First up, what you're planning to do with a property once the development is completed makes a difference, not necessarily in how you keep your records, but in what those records need to be used for. Either way, though, it's simplest if each development is its own entity. Make sure you've gotten both financial and legal advice early on, so you know how to set everything up correctly for your chosen strategy.

Develop to Sell

In this scenario, it's highly likely you're going to end up needing to account for GST, so make sure you record GST for every transaction in and out. Most invoices will split it out as a separate amount, which helps, but you can record a transaction as "GST Inclusive" if you know a transaction includes GST but don't know the exact amount.

If you're dealing with a small business, check to see if they're registered for GST. If they're not, then they can't charge it, which means you can't claim it. So it needs to be entered as GST ‘exclusive’ in your system.
Develop to Keep

If you're planning to keep one or more properties when your development is complete, then good records are essential. At some point further down the road, if you retain the property long enough, you will need to calculate the capital gain on the property for tax purposes - so you need to know what the property cost you!

This is one aspect of record keeping that can get confusing very quickly. For every property you keep, you need to establish a baseline cost. Capital gains is calculated from the cost base.

When you buy a regular investment property, establishing a cost base is relatively straightforward. You add together the purchase price, any sundry costs you paid in relation to acquiring the property (e.g. legal costs, loan fees) and you have a cost base.

For a development, particularly when you develop multiple new properties but only keep one or two of them, a bit more work is involved.

Essentially, you need to determine how much it cost you to "manufacture" each property at a wholesale rate. This is NOT the same as market value, which is a very common mistake Property Developers make. You can't just say, oh, I sold 3 other townhouses for $800,000 each, so the fourth one, which I kept, cost $800,000.
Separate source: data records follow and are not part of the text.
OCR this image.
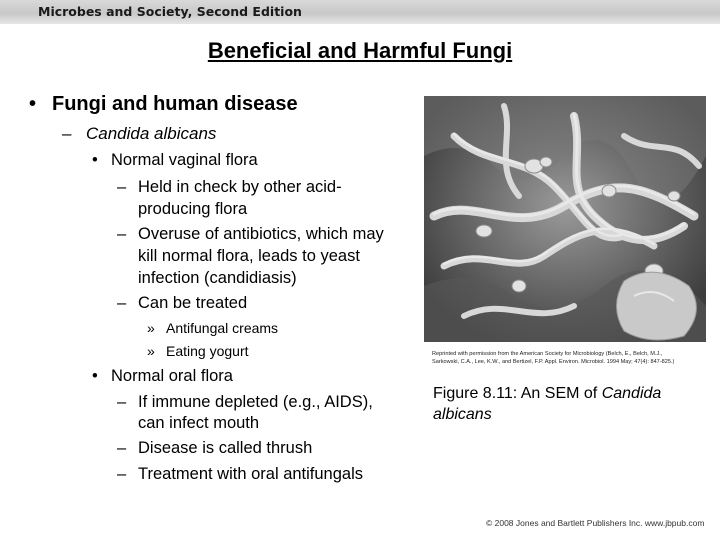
Microbes and Society, Second Edition
Beneficial and Harmful Fungi
• Fungi and human disease
– Candida albicans
• Normal vaginal flora
– Held in check by other acid-
producing flora
– Overuse of antibiotics, which may
kill normal flora, leads to yeast
infection (candidiasis)
– Can be treated
» Antifungal creams
» Eating yogurt
• Normal oral flora
– If immune depleted (e.g., AIDS),
can infect mouth
– Disease is called thrush
– Treatment with oral antifungals
Reprinted with permission from the American Society for Microbiology (Belch, E., Belch, M.J.,
Sarkowski, C.A., Lee, K.W., and Bertizel, F.P. Appl. Environ. Microbiol. 1994 May; 47(4): 847-825.)
Figure 8.11: An SEM of Candida albicans
© 2008 Jones and Bartlett Publishers Inc. www.jbpub.com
Instead, you need to look at the overall cost of the development, and, to use the same example, divide the total cost by four. That will give you the cost base for each of the four units. The list of costs is long, but some of the major ones will be:

  • Purchase cost
  • Legal costs
  • Permit costs
  • Construction costs
  • Council fees
  • Taxes
  • etc

Please note - sales costs are NOT part of the cost base for each townhouse. They only kick in when you sell a property.

And do you want to know the biggest secret for keeping on top of your record keeping...?

Do it regularly! 
It's much easier to spend a small amount of time each week updating your records, rather than get to the end of a project, or even worse, be a few years down the track and selling a property, and trying to work it out then.

Another thing to consider is signing up for cloud-based accounting software. I know, I know, the last thing you want to do is have more new things to learn, but in the long run, using something like Reckon, QuickBooks or Xero will make your life so much easier. Why? Because when you're ready to outsource, you can give your new Bookkeeper access and everything is there. Your Accountant can also easily access all your financial information at tax time.
There's lots of great short courses you can do to learn the basics of both bookkeeping and accounting software, and there's also the University of YouTube. Most software also contains "getting started" tutorials as well as extensive help files.

The bottom line is that being a professional Property Developer means you need to be exactly that - professional! So establish good habits right from the start, and you'll reap the benefits as your journey unfolds.